Now concerns have been raised about the standard of teaching in Fife’s schools after it emerged 46 nursery, primary and secondary schools have gone at least 10 years without a formal check.
One Fife nursery has not been inspected since October 2005, The Courier understands, while December 2006 was the date of the last inspection at Tulliallan Primary School and May 2007 for inspections at Milesmark Primary in Dunfermline and Cardenden Primary.
Fife Liberal Democrat education spokesperson councillor James Calder said he feared Education Scotland has been failing Fife pupils.
He said: “While I know that Fife Council has procedures to monitor school performance, school inspections play an important role in ensuring excellence in our schools.
“We cannot afford to let any school potentially fall behind.
“It appears as though Education Scotland has been failing Fife schools again, with 46 schools and nurseries across Fife having not been inspected in over a decade.

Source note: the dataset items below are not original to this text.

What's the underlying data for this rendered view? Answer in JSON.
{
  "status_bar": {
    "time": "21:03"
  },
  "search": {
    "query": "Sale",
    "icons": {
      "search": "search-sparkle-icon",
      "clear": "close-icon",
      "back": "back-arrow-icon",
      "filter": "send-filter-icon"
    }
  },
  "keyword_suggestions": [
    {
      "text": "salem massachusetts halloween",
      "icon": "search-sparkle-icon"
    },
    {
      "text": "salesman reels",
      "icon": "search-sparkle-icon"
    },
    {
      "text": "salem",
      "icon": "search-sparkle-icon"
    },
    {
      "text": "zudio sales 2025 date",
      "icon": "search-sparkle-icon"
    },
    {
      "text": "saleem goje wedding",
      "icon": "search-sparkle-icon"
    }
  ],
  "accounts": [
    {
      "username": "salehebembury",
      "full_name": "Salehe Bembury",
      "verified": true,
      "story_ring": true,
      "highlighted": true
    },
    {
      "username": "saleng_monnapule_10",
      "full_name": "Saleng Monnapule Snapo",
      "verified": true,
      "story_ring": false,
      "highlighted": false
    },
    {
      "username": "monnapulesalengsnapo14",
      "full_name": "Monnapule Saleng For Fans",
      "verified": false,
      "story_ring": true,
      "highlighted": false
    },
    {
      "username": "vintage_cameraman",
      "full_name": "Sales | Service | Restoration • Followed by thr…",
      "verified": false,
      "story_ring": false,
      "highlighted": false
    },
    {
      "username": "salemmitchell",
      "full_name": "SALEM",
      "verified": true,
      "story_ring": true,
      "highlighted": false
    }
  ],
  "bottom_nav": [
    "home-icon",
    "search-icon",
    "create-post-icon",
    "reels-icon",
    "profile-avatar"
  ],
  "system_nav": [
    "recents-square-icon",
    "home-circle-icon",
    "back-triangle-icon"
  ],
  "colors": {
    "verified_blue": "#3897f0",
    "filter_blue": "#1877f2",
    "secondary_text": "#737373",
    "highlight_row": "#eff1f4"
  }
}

“The Education Secretary needs to get on top of this once we have passed the current crisis and work to ensure that our inspection system both catches up with this and also is able to maintain a more consistent approach in the future.”
Of the 46 schools identified in Fife, just two secondary schools are listed as not undergoing an inspection for at least 10 years.
Those are Glenwood High in Glenrothes, last inspected in November 2009, and Viewforth High School in Kirkcaldy, last inspected in January 2010.
The Scottish Government figures reveal 604 primary schools across Scotland have not been inspected for 10 years or more, with one school last inspected 16 years ago.
Figures for Tayside’s council areas were not available.
An Education Scotland spokesperson said it had “significantly strengthened” its scrutiny functions and increased the number of school inspections it carries out, adding inspections would resume during the 2020/21 school year “when it is safe and appropriate to do so”.
“In the last academic year (2018/19) Education Scotland completed 252 school inspections, an increase of over 30% on the previous year,” it added.
“Schools are selected for inspection each year on a proportionate basis, using a sampling approach and predetermined set criteria rather than a cyclical approach.
“Education Scotland considers the length of time since last inspection as part of its sampling.
“In Scotland, overall responsibility for the quality of education and securing continuous improvement sits with the local authority.
“There is a three-level approach to evaluating and improving education: schools have a responsibility to evaluate their performance; local authorities have responsibility for the quality of education in their area; and the third level is scrutiny activity carried out by HM Inspectors of Education.”